BLACKFOOT, March 14, 2019—The Blackfoot School board held a special meeting on Wednesday evening. The board attended a training session for the first two and a half hours. The last 15 minutes included a public forum and a resolution regarding the possible open meeting violation from the February board meeting.
The meeting was standing room only.
The Bingham News wishes to thank Blackfoot High School Principal Roger Thomas for giving up his seat to our reporter.
Attorney Amy White from Anderson, Julian, Hull LLP conducted a lengthy training session for the board on its legal responsibilities. This training was first discussed at the Board’s January meeting. It was originally scheduled for March 28.
Anderson, Julian, and Hull is a law firm out of Boise. They provide school board training and consultation throughout Idaho.
Possible open meeting violation
At the board’s February 21 meeting, Trustee Sonya Harris made a motion that one of the district’s bus companies should reimburse the district just over $13 thousand. That company was awarded but then relinquished six bus routes to the second-lowest bidder. Harris argued that this was a breach of contract since the bus company had originally bid on 10 routes.
The difference in price between the first and second lowest bidder was $13,233 for the six routes.
Since Harris’s motion concerned a matter which was not an official action item, the motion became a potential violation of the Idaho Open Meeting Act (§ 74-204). According to Idaho law, a public agency can only vote on matters which are listed as action items on a legally-published meeting agenda.
“I want to apologize because I made a mistake,” Harris said, “which is why we’re having this meeting.” Harris did not realize that her motion at the February meeting was a possible violation.
Right before the board’s action on the possible violation, board chairman Dewane Wren remarked: “I’m the one who need to apologize for getting us into this situation (by allowing the motion).
White informed the board that the board could “cure” the potential violation through the steps outlined in §74-208 (7)(a through d):
- Complaints that a violation of the Title 74, Chapter 2 has occurred must first be taken to the district.
- The board then has 14 days to cure the possible violation.
The board can either
- void the action which violated the open meeting law,
- or it can determine that no violation happened and that no cure is necessary.

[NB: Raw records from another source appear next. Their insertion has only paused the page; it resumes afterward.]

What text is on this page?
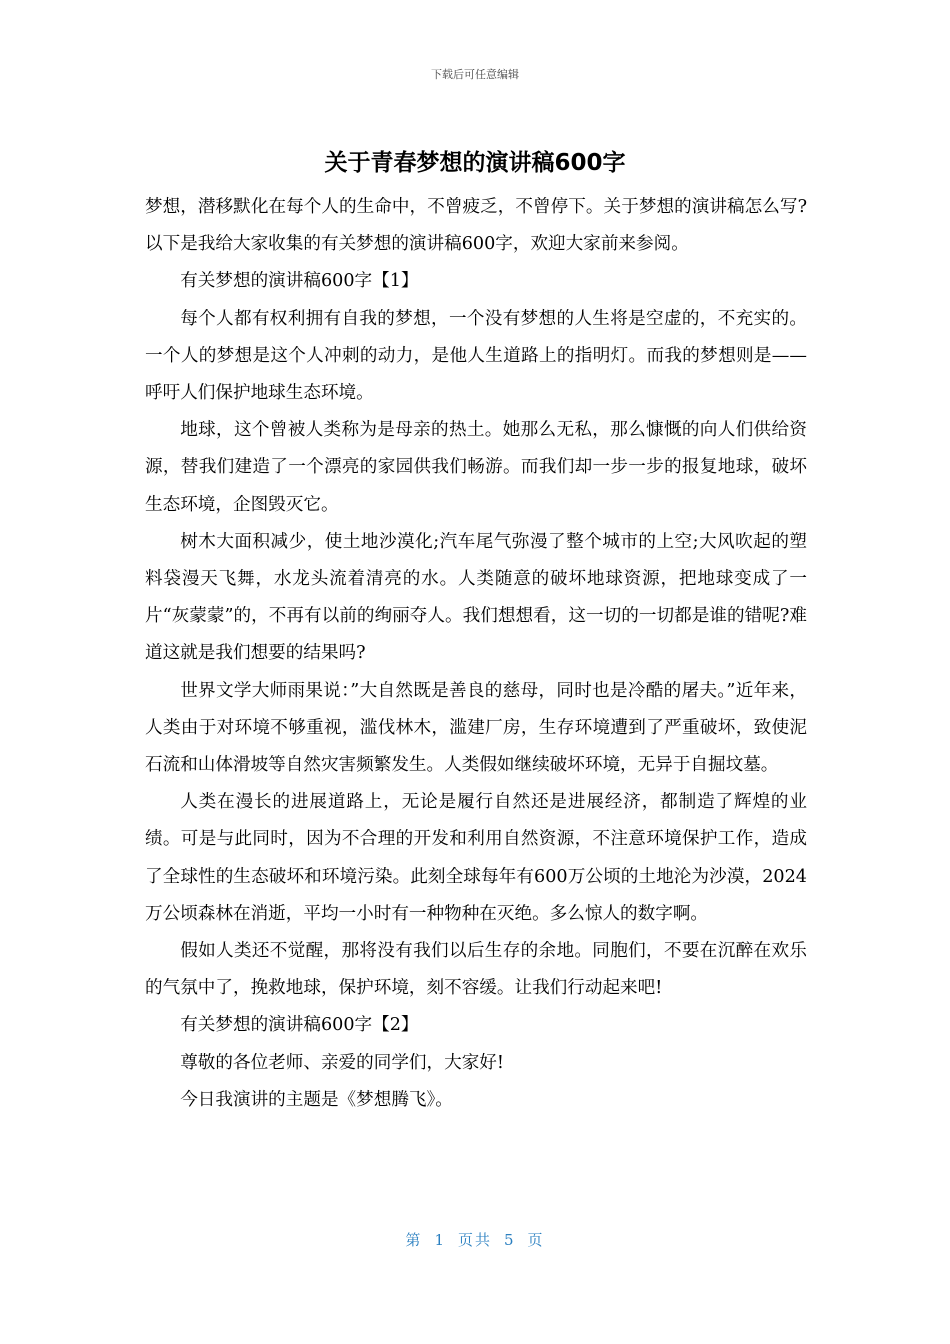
下载后可任意编辑
关于青春梦想的演讲稿600字

梦想，潜移默化在每个人的生命中，不曾疲乏，不曾停下。关于梦想的演讲稿怎么写?以下是我给大家收集的有关梦想的演讲稿600字，欢迎大家前来参阅。

有关梦想的演讲稿600字【1】

每个人都有权利拥有自我的梦想，一个没有梦想的人生将是空虚的，不充实的。一个人的梦想是这个人冲刺的动力，是他人生道路上的指明灯。而我的梦想则是——呼吁人们保护地球生态环境。

地球，这个曾被人类称为是母亲的热土。她那么无私，那么慷慨的向人们供给资源，替我们建造了一个漂亮的家园供我们畅游。而我们却一步一步的报复地球，破坏生态环境，企图毁灭它。

树木大面积减少，使土地沙漠化;汽车尾气弥漫了整个城市的上空;大风吹起的塑料袋漫天飞舞，水龙头流着清亮的水。人类随意的破坏地球资源，把地球变成了一片“灰蒙蒙”的，不再有以前的绚丽夺人。我们想想看，这一切的一切都是谁的错呢?难道这就是我们想要的结果吗?

世界文学大师雨果说：”大自然既是善良的慈母，同时也是冷酷的屠夫。”近年来，人类由于对环境不够重视，滥伐林木，滥建厂房，生存环境遭到了严重破坏，致使泥石流和山体滑坡等自然灾害频繁发生。人类假如继续破坏环境，无异于自掘坟墓。

人类在漫长的进展道路上，无论是履行自然还是进展经济，都制造了辉煌的业绩。可是与此同时，因为不合理的开发和利用自然资源，不注意环境保护工作，造成了全球性的生态破坏和环境污染。此刻全球每年有600万公顷的土地沦为沙漠，2024万公顷森林在消逝，平均一小时有一种物种在灭绝。多么惊人的数字啊。

假如人类还不觉醒，那将没有我们以后生存的余地。同胞们，不要在沉醉在欢乐的气氛中了，挽救地球，保护环境，刻不容缓。让我们行动起来吧!

有关梦想的演讲稿600字【2】

尊敬的各位老师、亲爱的同学们，大家好!

今日我演讲的主题是《梦想腾飞》。

第 1 页共 5 页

Trustee Carlos Mercado initiated the board action to cure the violation:
“I hereby move pursuant to Section 74-208(7) of the Idaho Code that the Board of Trustees of the Blackfoot School District self-recognize a violation of the Open Meeting Act on the evening of February 21, 2019 regarding such action. Further, as the Board took action on this motion and such motion died for the lack of a second, the Board does not have to revisit this subject matter at this time to properly advance such motion to a conclusion.”
The motion was unanimously passed by the board.
Two people testified in an open forum at the end of the meeting.
Wes Jensen spoke regarding the “letter to the editor” by Sonya Harris published on March 5. In that letter, Harris alleged that three of the board trustees were not elected. Those three were the sole nominees for their positions but no election was held to vote them in.
Jensen pointed out that under Idaho law, sole nominees do not go to ballot but rather, they are declared elected through the provisions of Idaho §33-502B, which reads:
“In any election for trustees, if, after the expiration of the date for filing written nominations for the office of trustee, it appears that only one (1) qualified candidate has been nominated for a position to be filled or if only one (1) candidate has filed a write-in declaration of intent as provided by section 34-1407, Idaho Code, and has provided to the district’s board clerk the signatures of five (5) electors of the candidate’s specific zone, then no election shall be held for that position. The board of trustees or the school district clerk, with the written permission of the board, shall declare such candidate elected as a trustee.”
Kathy Law addressed the trustees after Jensen was done. She read a letter of support for the school board which was posted in its entirety earlier today.
When she was done reading the letter, Law asked all the district employees who supported the letter to stand. Only a handful of people remained seated.